На мгновение мне стало жаль Елагину, таким растерянным и беспомощным был ее голос.
— Обещаю вам, что не стану стоять перед вашими воротами и караулить Александру Викторовну на набережной, — продолжал я торопливо. — Но я хочу хотя бы изредка видеть ее. Что в этом преступного?
Генеральша молчала.
— Неужели это может ей повредить? — спросил я с отчаянием.
Елагина тяжело поднялась со стула.
— Прощайте, — сказал она холодно. — Я надеялась, что вы порядочный человек. Жаль, что ошиблась.
Она прошла через комнату и открыла дверь, ведущую в общий зал. Вышла и прикрыла за собой дверь.
А я остался сидеть на месте.
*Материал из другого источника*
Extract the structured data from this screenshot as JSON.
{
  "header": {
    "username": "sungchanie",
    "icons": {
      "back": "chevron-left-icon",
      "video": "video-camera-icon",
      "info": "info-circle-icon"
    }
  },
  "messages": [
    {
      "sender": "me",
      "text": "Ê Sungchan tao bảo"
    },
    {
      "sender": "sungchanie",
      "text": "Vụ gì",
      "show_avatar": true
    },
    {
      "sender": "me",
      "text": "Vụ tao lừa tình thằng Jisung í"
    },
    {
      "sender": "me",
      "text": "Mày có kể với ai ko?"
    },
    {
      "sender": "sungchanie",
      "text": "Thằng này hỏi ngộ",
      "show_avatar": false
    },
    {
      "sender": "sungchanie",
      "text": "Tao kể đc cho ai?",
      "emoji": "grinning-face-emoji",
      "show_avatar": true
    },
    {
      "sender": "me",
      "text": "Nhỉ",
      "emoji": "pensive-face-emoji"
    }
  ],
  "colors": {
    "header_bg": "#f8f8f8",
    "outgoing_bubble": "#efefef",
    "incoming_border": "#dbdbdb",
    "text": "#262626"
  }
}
Совесть грызла мою душу, и как ни пытался я оправдать себя, ничего не получалось.
В комнату заглянула молоденькая модистка, которая привела меня сюда:
— Николай Антонович!
Я повернул голову.
— Вы кого-то ждете? — спросила она лукаво.
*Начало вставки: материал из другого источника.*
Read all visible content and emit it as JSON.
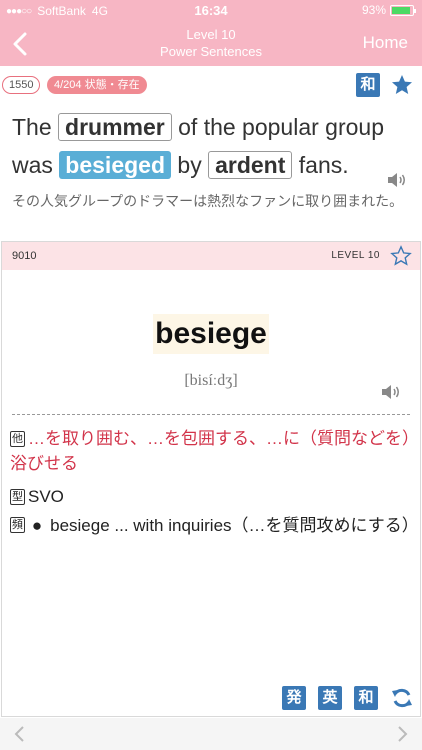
{
  "status": {
    "carrier": "SoftBank",
    "network": "4G",
    "time": "16:34",
    "battery": "93%",
    "battery_level": 0.93
  },
  "nav": {
    "title_line1": "Level 10",
    "title_line2": "Power Sentences",
    "home_label": "Home"
  },
  "meta": {
    "number": "1550",
    "category": "4/204  状態・存在",
    "wa_label": "和"
  },
  "sentence": {
    "w1": "The",
    "k1": "drummer",
    "w2": "of the popular group",
    "w3": "was",
    "k2": "besieged",
    "w4": "by",
    "k3": "ardent",
    "w5": "fans."
  },
  "translation": "その人気グループのドラマーは熱烈なファンに取り囲まれた。",
  "card": {
    "number": "9010",
    "level": "LEVEL 10",
    "headword": "besiege",
    "pronunciation": "[bisíːdʒ]",
    "pos_badge": "他",
    "definition": "…を取り囲む、…を包囲する、…に（質問などを）浴びせる",
    "pattern_badge": "型",
    "pattern": "SVO",
    "example_badge": "頻",
    "example_bullet": "●",
    "example": "besiege ... with inquiries（…を質問攻めにする）",
    "btn_pron": "発",
    "btn_en": "英",
    "btn_ja": "和"
  },
  "colors": {
    "header_pink": "#f7b6c4",
    "accent_blue": "#3a78b5",
    "highlight": "#5aaed6",
    "definition_red": "#d2344a"
  }
}
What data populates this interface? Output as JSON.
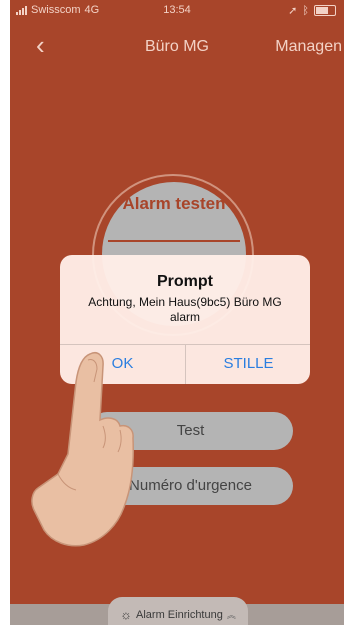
{
  "status_bar": {
    "carrier": "Swisscom",
    "network": "4G",
    "time": "13:54"
  },
  "nav": {
    "back_icon": "chevron-left-icon",
    "title": "Büro MG",
    "manage_label": "Managen"
  },
  "alarm": {
    "test_label": "Alarm testen"
  },
  "actions": {
    "test_label": "Test",
    "urgence_label": "Numéro d'urgence"
  },
  "dialog": {
    "title": "Prompt",
    "message": "Achtung, Mein Haus(9bc5) Büro MG alarm",
    "ok_label": "OK",
    "stille_label": "STILLE"
  },
  "bottom_tab": {
    "icon": "lightbulb-icon",
    "label": "Alarm Einrichtung",
    "chevron_icon": "chevron-up-icon"
  },
  "colors": {
    "background": "#a8452a",
    "accent_blue": "#2a7ee0",
    "pill_gray": "#b4b4b4"
  }
}
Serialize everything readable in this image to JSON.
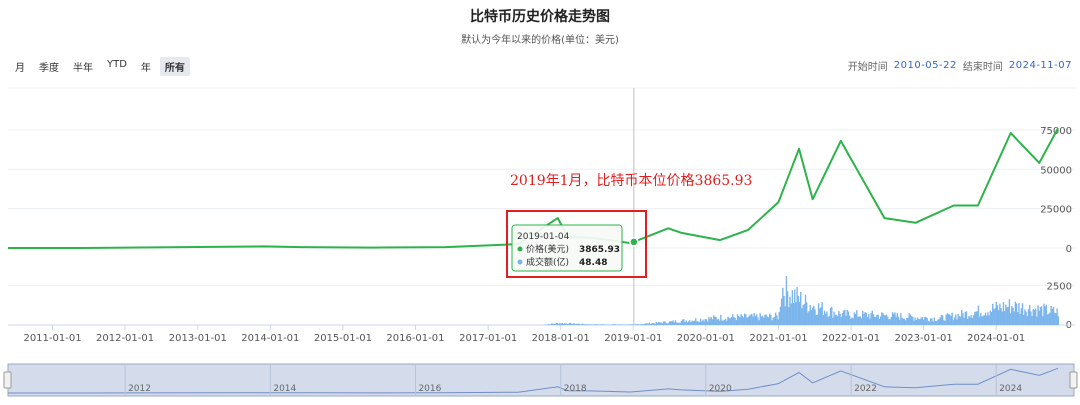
{
  "title": "比特币历史价格走势图",
  "subtitle": "默认为今年以来的价格(单位：美元)",
  "range_buttons": [
    "月",
    "季度",
    "半年",
    "YTD",
    "年",
    "所有"
  ],
  "active_range": "所有",
  "date_range": {
    "start_label": "开始时间",
    "start_value": "2010-05-22",
    "end_label": "结束时间",
    "end_value": "2024-11-07"
  },
  "annotation": "2019年1月，比特币本位价格3865.93",
  "tooltip": {
    "date": "2019-01-04",
    "price_label": "价格(美元)",
    "price_value": "3865.93",
    "volume_label": "成交额(亿)",
    "volume_value": "48.48"
  },
  "colors": {
    "price_line": "#2db34a",
    "volume": "#7cb5ec",
    "annotation": "#e02020",
    "navigator_fill": "#d4dcec"
  },
  "chart_data": {
    "type": "line",
    "x_is_date": true,
    "price_axis_ticks": [
      0,
      25000,
      50000,
      75000
    ],
    "volume_axis_ticks": [
      0,
      2500
    ],
    "x_tick_labels": [
      "2011-01-01",
      "2012-01-01",
      "2013-01-01",
      "2014-01-01",
      "2015-01-01",
      "2016-01-01",
      "2017-01-01",
      "2018-01-01",
      "2019-01-01",
      "2020-01-01",
      "2021-01-01",
      "2022-01-01",
      "2023-01-01",
      "2024-01-01"
    ],
    "navigator_labels": [
      "2012",
      "2014",
      "2016",
      "2018",
      "2020",
      "2022",
      "2024"
    ],
    "series": [
      {
        "name": "价格(美元)",
        "points": [
          [
            "2010-05-22",
            0
          ],
          [
            "2011-06-01",
            20
          ],
          [
            "2013-12-01",
            1000
          ],
          [
            "2014-06-01",
            600
          ],
          [
            "2015-06-01",
            250
          ],
          [
            "2016-06-01",
            600
          ],
          [
            "2017-06-01",
            2500
          ],
          [
            "2017-12-17",
            19000
          ],
          [
            "2018-02-06",
            7000
          ],
          [
            "2018-06-01",
            6500
          ],
          [
            "2018-12-15",
            3200
          ],
          [
            "2019-01-04",
            3865.93
          ],
          [
            "2019-06-26",
            12500
          ],
          [
            "2019-09-01",
            9600
          ],
          [
            "2020-03-13",
            5000
          ],
          [
            "2020-08-01",
            11500
          ],
          [
            "2020-12-31",
            29000
          ],
          [
            "2021-04-14",
            63000
          ],
          [
            "2021-06-22",
            31000
          ],
          [
            "2021-11-10",
            68000
          ],
          [
            "2022-06-18",
            19000
          ],
          [
            "2022-11-21",
            16000
          ],
          [
            "2023-06-01",
            27000
          ],
          [
            "2023-10-01",
            27000
          ],
          [
            "2024-03-14",
            73000
          ],
          [
            "2024-08-05",
            54000
          ],
          [
            "2024-11-07",
            76000
          ]
        ]
      },
      {
        "name": "成交额(亿)",
        "points": [
          [
            "2017-10-01",
            20
          ],
          [
            "2017-12-20",
            180
          ],
          [
            "2018-06-01",
            60
          ],
          [
            "2019-01-04",
            48.48
          ],
          [
            "2019-06-01",
            250
          ],
          [
            "2020-03-13",
            700
          ],
          [
            "2020-12-31",
            800
          ],
          [
            "2021-01-11",
            3500
          ],
          [
            "2021-05-19",
            2000
          ],
          [
            "2021-11-10",
            1000
          ],
          [
            "2022-06-13",
            900
          ],
          [
            "2023-03-13",
            600
          ],
          [
            "2024-03-05",
            1800
          ],
          [
            "2024-11-07",
            1200
          ]
        ]
      }
    ],
    "price_ylim": [
      0,
      80000
    ],
    "volume_ylim": [
      0,
      4000
    ]
  }
}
Я понял намек и поднялся с кушетки.
— Уже ухожу.
Модистка оглянулась через плечо, вошла в комнату и притворила за собой дверь. Достала из кармана рабочего передника записку, сложенную треугольником, и молча помахала ею в воздухе.
Кровь бросилась мне в лицо. Я бросился к ней, но модистка ловко спрятала записку назад и сделала многозначительный знак бровями.
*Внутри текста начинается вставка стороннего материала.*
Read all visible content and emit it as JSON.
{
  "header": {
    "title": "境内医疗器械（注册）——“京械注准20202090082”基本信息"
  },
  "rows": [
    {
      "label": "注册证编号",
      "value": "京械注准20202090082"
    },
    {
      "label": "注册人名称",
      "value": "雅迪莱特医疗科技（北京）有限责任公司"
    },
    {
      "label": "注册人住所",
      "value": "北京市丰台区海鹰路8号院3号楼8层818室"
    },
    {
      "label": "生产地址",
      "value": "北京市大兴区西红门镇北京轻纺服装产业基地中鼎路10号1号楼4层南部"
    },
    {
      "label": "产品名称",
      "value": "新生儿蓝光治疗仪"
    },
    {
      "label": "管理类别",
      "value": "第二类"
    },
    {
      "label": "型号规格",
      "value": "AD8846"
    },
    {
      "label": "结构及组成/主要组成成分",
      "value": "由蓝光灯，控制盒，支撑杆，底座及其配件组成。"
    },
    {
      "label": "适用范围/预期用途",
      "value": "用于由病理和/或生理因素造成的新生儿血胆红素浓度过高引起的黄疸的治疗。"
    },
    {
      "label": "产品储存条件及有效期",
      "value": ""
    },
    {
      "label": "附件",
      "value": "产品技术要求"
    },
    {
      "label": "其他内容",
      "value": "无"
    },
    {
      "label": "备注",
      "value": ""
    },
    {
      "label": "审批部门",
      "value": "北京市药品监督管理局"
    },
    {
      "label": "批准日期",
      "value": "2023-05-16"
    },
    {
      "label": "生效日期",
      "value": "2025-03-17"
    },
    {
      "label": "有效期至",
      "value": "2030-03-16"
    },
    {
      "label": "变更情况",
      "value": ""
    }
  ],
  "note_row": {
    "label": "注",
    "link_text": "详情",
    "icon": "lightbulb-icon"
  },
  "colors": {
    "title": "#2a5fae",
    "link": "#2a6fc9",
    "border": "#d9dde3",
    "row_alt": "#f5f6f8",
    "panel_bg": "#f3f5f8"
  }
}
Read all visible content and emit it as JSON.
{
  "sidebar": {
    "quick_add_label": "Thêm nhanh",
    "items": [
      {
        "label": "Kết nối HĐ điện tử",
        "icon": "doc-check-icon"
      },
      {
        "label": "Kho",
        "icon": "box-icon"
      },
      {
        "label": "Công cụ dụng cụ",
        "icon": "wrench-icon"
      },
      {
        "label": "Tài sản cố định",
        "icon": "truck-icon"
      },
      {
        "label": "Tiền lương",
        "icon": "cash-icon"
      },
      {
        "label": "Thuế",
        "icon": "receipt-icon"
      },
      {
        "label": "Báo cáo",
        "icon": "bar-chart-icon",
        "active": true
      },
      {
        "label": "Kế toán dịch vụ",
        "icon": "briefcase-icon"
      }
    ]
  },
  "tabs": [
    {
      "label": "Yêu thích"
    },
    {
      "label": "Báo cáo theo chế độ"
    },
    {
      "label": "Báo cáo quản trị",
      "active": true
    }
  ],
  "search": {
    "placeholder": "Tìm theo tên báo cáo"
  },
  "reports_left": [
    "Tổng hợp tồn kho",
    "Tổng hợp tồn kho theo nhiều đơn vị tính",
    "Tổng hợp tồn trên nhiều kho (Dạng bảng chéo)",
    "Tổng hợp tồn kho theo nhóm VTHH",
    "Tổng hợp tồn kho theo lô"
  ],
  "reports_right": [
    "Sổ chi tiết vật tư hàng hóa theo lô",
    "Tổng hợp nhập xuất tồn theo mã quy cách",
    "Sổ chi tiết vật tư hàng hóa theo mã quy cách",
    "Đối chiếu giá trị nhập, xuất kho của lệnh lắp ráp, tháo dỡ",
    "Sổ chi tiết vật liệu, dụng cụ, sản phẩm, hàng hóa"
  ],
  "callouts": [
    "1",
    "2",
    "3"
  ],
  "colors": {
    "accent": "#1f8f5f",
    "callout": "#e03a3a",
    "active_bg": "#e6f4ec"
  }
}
Чувства мои обострились до того, что я стал понимать все без слов. Торопливо достал бумажник, открыл его и выгреб все содержимое. Рука моя так дрожала, что удержать деньги я не смог. Несколько купюр с тихим шелестом разлетелись по комнате.
— Ну?! — сказал я.
Модистка сунула мне записку, опустилась на колени и принялась собирать упавшие банкноты. Я схватил записку и торопливо выскочил из магазина.
Пробежал по набережной метров двадцать, словно за мной гнались преследователи. Встречные прохожие с удивлением смотрели на прилично одетого господина, несущегося мимо них.
Я добежал до пустой скамейки, стоявшей в укромном углу приморского парка, упал на нее. Приложил руку к груди, где лежала записка.
Записка жгла меня огнем. Незачем было спрашивать, от кого она.
Я огляделся вокруг. Никого.
Я достал записку, развернул ее и прочитал:
«Жди. Приду».
Я перевернул страницу.
Странно, но следующая запись выглядела так, словно ее начало было оборвано. Я осмотрел открытую страницу повнимательней.
Так и есть.
Несколько листов было вырвано, в развороте тетради торчали короткие клочки бумаги.
Я поднес дневник к самым глазам и присмотрелся к обрывкам.
Судя по всему, вырвано не меньше двух страниц. Интересно, что за информацию уничтожил мой прадед?
Впрочем, нетрудно догадаться. Он вырвал листы, на которых была записана старая, как мир, история грехопадения Адама и Евы.
Прадед не хотел, чтобы эти интимные подробности прочли чужие глаза.